From the start, when the word "one" slams on the screen, beginning a count that divides the story into 10 sections, Batmanglij gives the movie an appreciable air of unease. Like Peter and Lorna, you don’t know whether Maggie’s the real deal — though the better question is what type of deal she is offering. Is she a friend, foe, fool or just another La-La Land guru peddling transcendence? Marling, raising her voice only occasionally and keeping her gestures largely relaxed, makes restraint work for her, which fits the movie’s increasingly claustrophobic vibe. Maggie erupts only periodically, and when she does it’s always other people’s fault: They are withholding, cowardly. One moment she’s a caring therapist, the next an acting coach and then the personification of a superego.
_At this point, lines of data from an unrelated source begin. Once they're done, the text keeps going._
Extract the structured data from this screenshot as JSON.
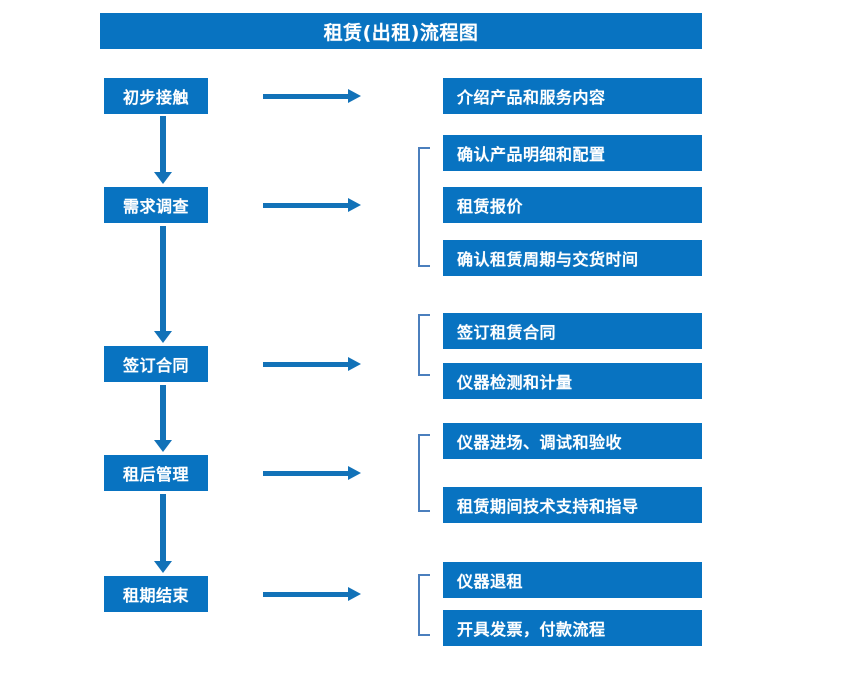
{
  "diagram": {
    "title": "租赁(出租)流程图",
    "accent_color": "#0873c1",
    "arrow_color": "#1272b8",
    "bracket_color": "#4b7fbd",
    "text_color": "#ffffff",
    "background_color": "#ffffff",
    "stages": [
      {
        "id": "stage-1",
        "label": "初步接触"
      },
      {
        "id": "stage-2",
        "label": "需求调查"
      },
      {
        "id": "stage-3",
        "label": "签订合同"
      },
      {
        "id": "stage-4",
        "label": "租后管理"
      },
      {
        "id": "stage-5",
        "label": "租期结束"
      }
    ],
    "details": [
      {
        "id": "detail-1",
        "label": "介绍产品和服务内容"
      },
      {
        "id": "detail-2",
        "label": "确认产品明细和配置"
      },
      {
        "id": "detail-3",
        "label": "租赁报价"
      },
      {
        "id": "detail-4",
        "label": "确认租赁周期与交货时间"
      },
      {
        "id": "detail-5",
        "label": "签订租赁合同"
      },
      {
        "id": "detail-6",
        "label": "仪器检测和计量"
      },
      {
        "id": "detail-7",
        "label": "仪器进场、调试和验收"
      },
      {
        "id": "detail-8",
        "label": "租赁期间技术支持和指导"
      },
      {
        "id": "detail-9",
        "label": "仪器退租"
      },
      {
        "id": "detail-10",
        "label": "开具发票，付款流程"
      }
    ],
    "connectors": {
      "horizontal_arrow_count": 5,
      "vertical_arrow_count": 4,
      "bracket_count": 4
    }
  }
}
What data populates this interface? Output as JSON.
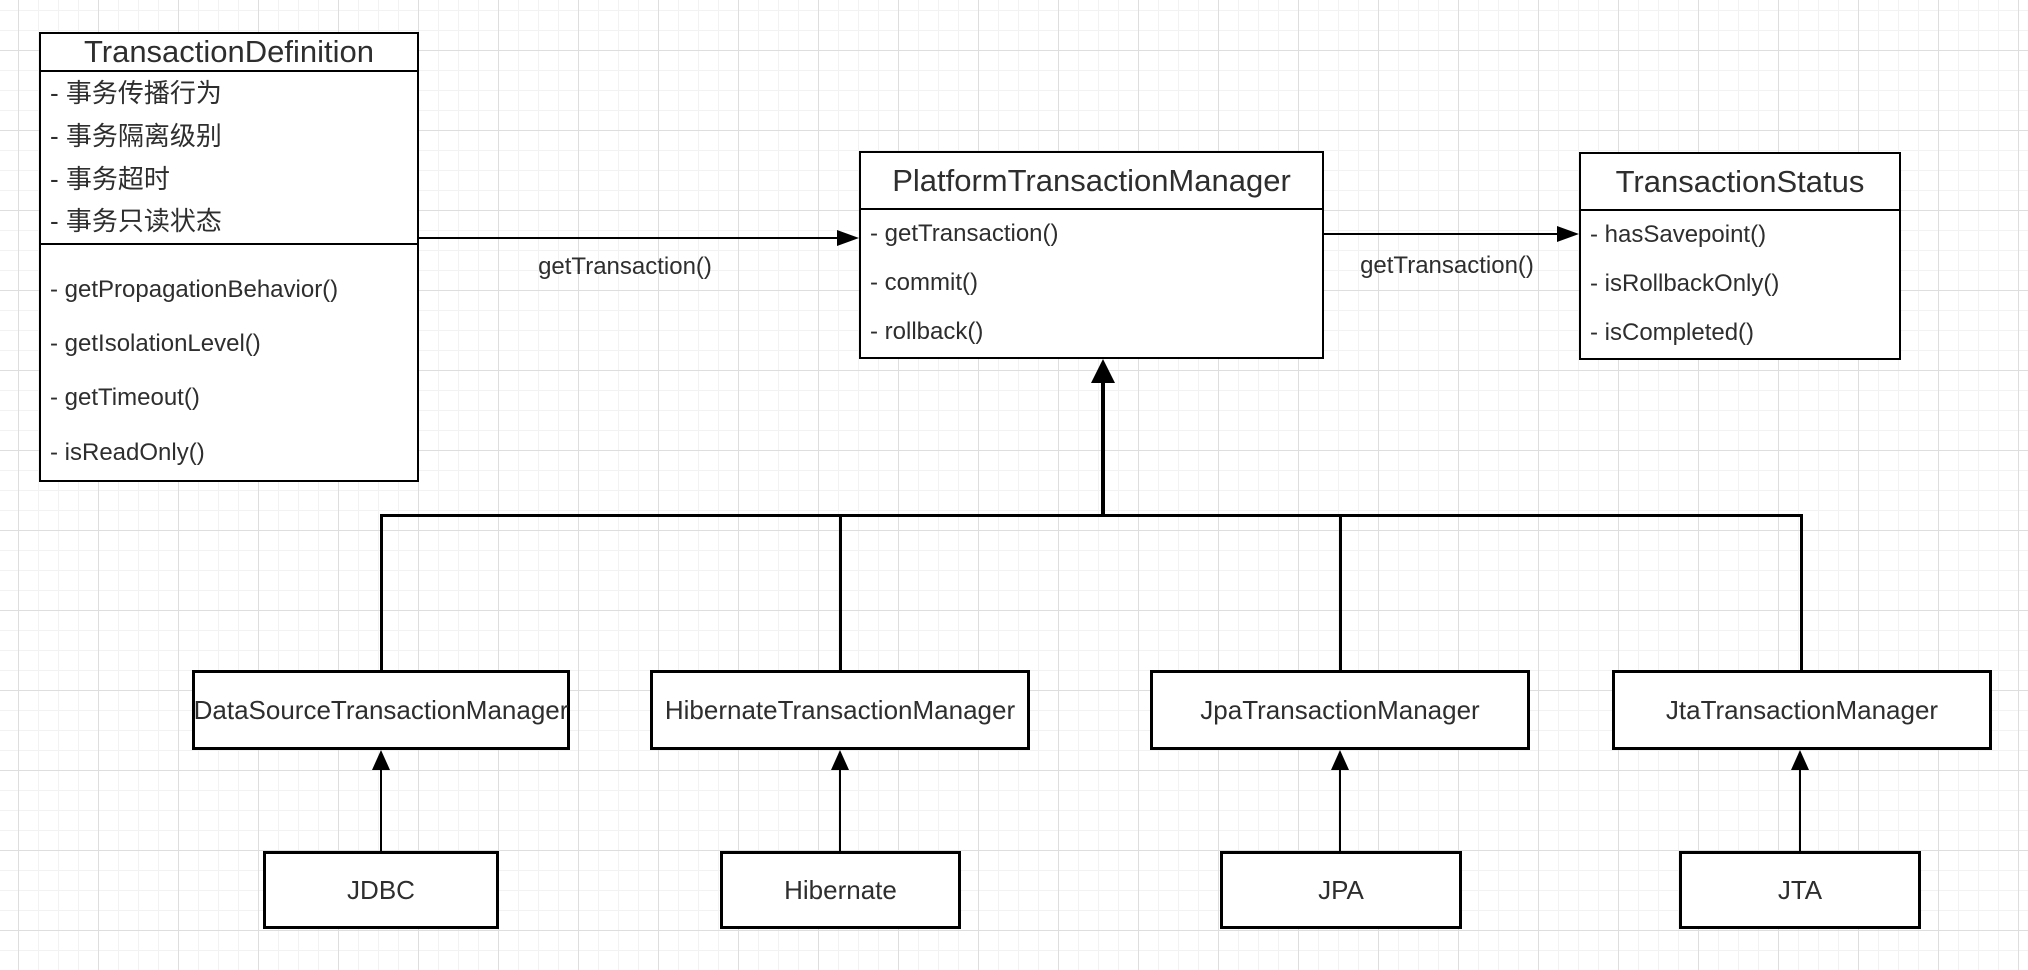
{
  "classes": {
    "transaction_definition": {
      "title": "TransactionDefinition",
      "attributes": [
        "- 事务传播行为",
        "- 事务隔离级别",
        "- 事务超时",
        "- 事务只读状态"
      ],
      "methods": [
        "- getPropagationBehavior()",
        "- getIsolationLevel()",
        "- getTimeout()",
        "- isReadOnly()"
      ]
    },
    "platform_transaction_manager": {
      "title": "PlatformTransactionManager",
      "methods": [
        "- getTransaction()",
        "- commit()",
        "- rollback()"
      ]
    },
    "transaction_status": {
      "title": "TransactionStatus",
      "methods": [
        "- hasSavepoint()",
        "- isRollbackOnly()",
        "- isCompleted()"
      ]
    }
  },
  "edges": {
    "definition_to_manager_label": "getTransaction()",
    "manager_to_status_label": "getTransaction()"
  },
  "implementations": [
    "DataSourceTransactionManager",
    "HibernateTransactionManager",
    "JpaTransactionManager",
    "JtaTransactionManager"
  ],
  "technologies": [
    "JDBC",
    "Hibernate",
    "JPA",
    "JTA"
  ],
  "colors": {
    "line": "#000000",
    "text": "#2e2e2e",
    "box_background": "#ffffff",
    "canvas_background": "#ffffff",
    "grid_minor": "#f2f2f2",
    "grid_major": "#dedede"
  }
}
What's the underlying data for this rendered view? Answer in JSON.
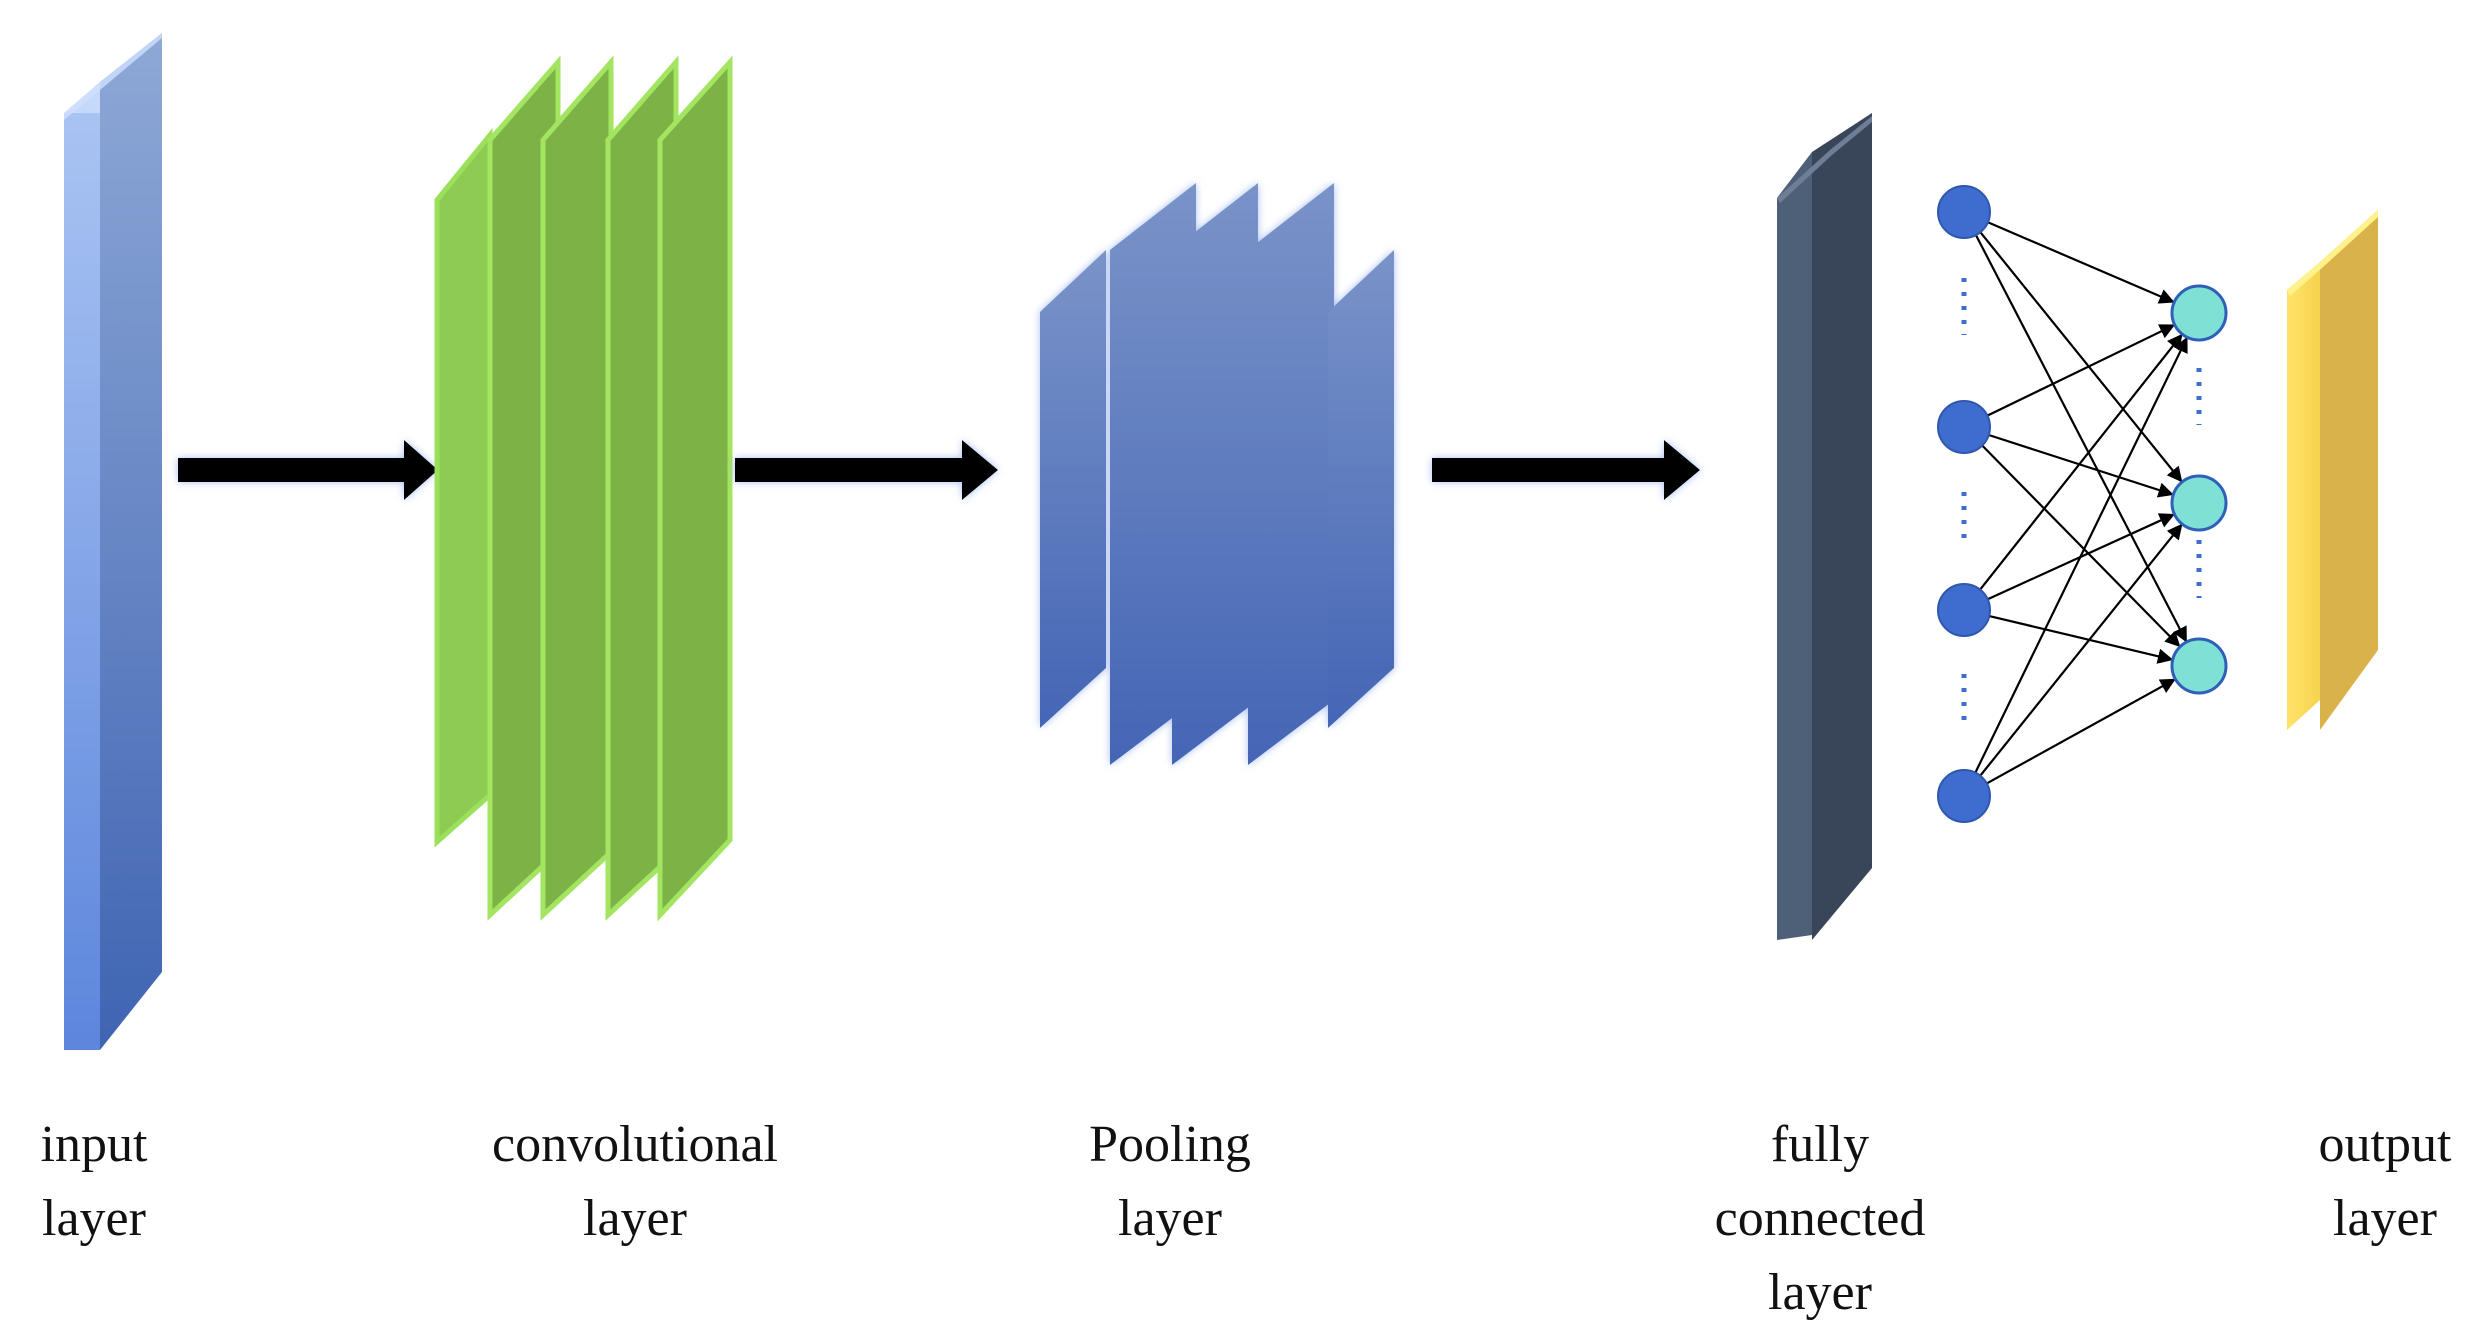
{
  "labels": {
    "input": [
      "input",
      "layer"
    ],
    "convolutional": [
      "convolutional",
      "layer"
    ],
    "pooling": [
      "Pooling",
      "layer"
    ],
    "fully_connected": [
      "fully",
      "connected",
      "layer"
    ],
    "output": [
      "output",
      "layer"
    ]
  },
  "network": {
    "left_nodes": 4,
    "right_nodes": 3,
    "fully_connected": true
  },
  "colors": {
    "input_layer": "#6e8fd6",
    "convolutional_layer": "#7db346",
    "pooling_layer": "#5a78b8",
    "fully_connected_layer": "#43546c",
    "output_layer": "#f3cf4a",
    "left_nodes": "#3e6ccf",
    "right_nodes": "#7fe1d6",
    "arrows": "#000000"
  }
}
Batmanglij and Marling do better when they’re working through the material, especially in the basement sessions, then tying everything together, and their big finish, while pleasingly surprising, is the kind of tricky deus ex machina that needs better finessing. The movie’s ambitions are modest, but within its narrow parameters — with sets that look as if they cost about two bucks and grayish digital visuals that make you yearn for film — they create a plausible, recognizable world about characters engaged in that most fundamental search: for the meaning of life. Marling, who also starred in and was a writer on the recent independent feature, Another Earth, another low budget movie that intelligently made the most of its limited means, appears to be on her way to figuring out that question.